接着,白龍王就看向了賈福,莫名其名的說了一句道:“能洗便洗吧。”
賈福張了張嘴,好半天不明白這句話是啥意思,但白龍王惜字如金,沒有再多說,最後看向了江海龍,笑咪咪的直接開口道:“你不信我!”
江海龍咧了咧嘴,吐了口氣,聳聳肩道:“其實我連我自已都不信。”
“你最近有苦惱。”
“別人幫不到你。”
“我也不行。”
“不過我會替你祈福的。”
江海龍聽完廖大師的翻譯後,皺眉不語,他也被白龍王給算對了,他的確有苦惱,昨天晚上練了一晚都沒有找到念力合一的感覺,這就是他的苦惱。
別人也確實幫不上自已的忙,白龍王很坦誠的說,他也不行。
江海龍有點心神意動,這白龍王的確很神啊,難道自已猜錯了,這廝不是超級巨騙?這廝難道真有本事?
“把你們的隨行物品給我一件,我爲你們賜福。”
徐黑臉和胖和尚三人都掏出錢包或是手帕,江海龍想了想後,把懷裡的寒月遞了過去。
白龍王拿起毛筆,沾上硃砂,然後分別在幾個的個人物品上點了點,或者畫了畫。
最後他又命廖大師取來龍王廟井內的聖水,分別又對着四人的頭頂灑了灑。
一番忙碌後,已過半個小時,白龍王顯得很累,揮了揮手後,就閉上了眼睛,不再看四人,也不再說話。
廖大師示意衆人跟他離開,不要出聲。
出了正殿,過了偏堂後,徐黑臉馬上拿出早就準備好的支票,整好百萬泰銖,相當於二百萬人民幣,做爲義捐,交給了廖大師,廖大師鞠躬致謝,稱這筆善款都會捐給貧民,徐黑臉種因得因,種果得果,一定會得到好報的。
之後四人一起離開,廖大師想了想後,拿着支票再次回到了正殿。
正殿大門被關閉,白龍王在踱着步子,看到廖大師回來後,馬上迫不急待的脫口問道:“多少?”
“百萬!”廖大師笑得嘴都合不攏了。
“哈哈,不錯,不錯,中國內地的人就是闊綽。
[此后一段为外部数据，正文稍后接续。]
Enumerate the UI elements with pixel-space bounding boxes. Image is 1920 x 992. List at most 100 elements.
”白龍王接過支票,揣進懷裡,然後突然間又冷哼道:“那穿長袍的中國人不簡單,今天差一點就穿幫。”
“不簡單?哪裡不簡單啊,老師你說他的時候,他不也是信了嗎?”廖大師無所謂道。
“不一樣,不一樣,他似乎是中國的氣功師,我以前見過這種人,很歷害的。所以我沒敢多說,只是看到他眉宇間有些走神,所以我纔會猜到他有苦惱的,沒敢再多說。”
“以後你替人出診時,也千萬別多說什麼,少言即可,點到即止即可!”白龍王提醒道。
“那老師爲何說那和尚碰到了貴人?你又是怎麼看出來的呢?”廖大師虛心求解道。
“很簡單的道理啊。”白龍王神秘的笑道:“那胖和尚紅光滿面,精神十足,喜形於色,都寫在他臉上呢。”
“這人臉的學問啊,可多着吶,你以後多看看‘相學’,咱們乾的就是察言觀色的本事啊。”
“至於那徐先生,肯定也是黑道人士啦,能和賈福在一起的人,你敢說他是實業家嗎?他進來時,我給他安了一道門坎,就是看他臉上的表情呢。”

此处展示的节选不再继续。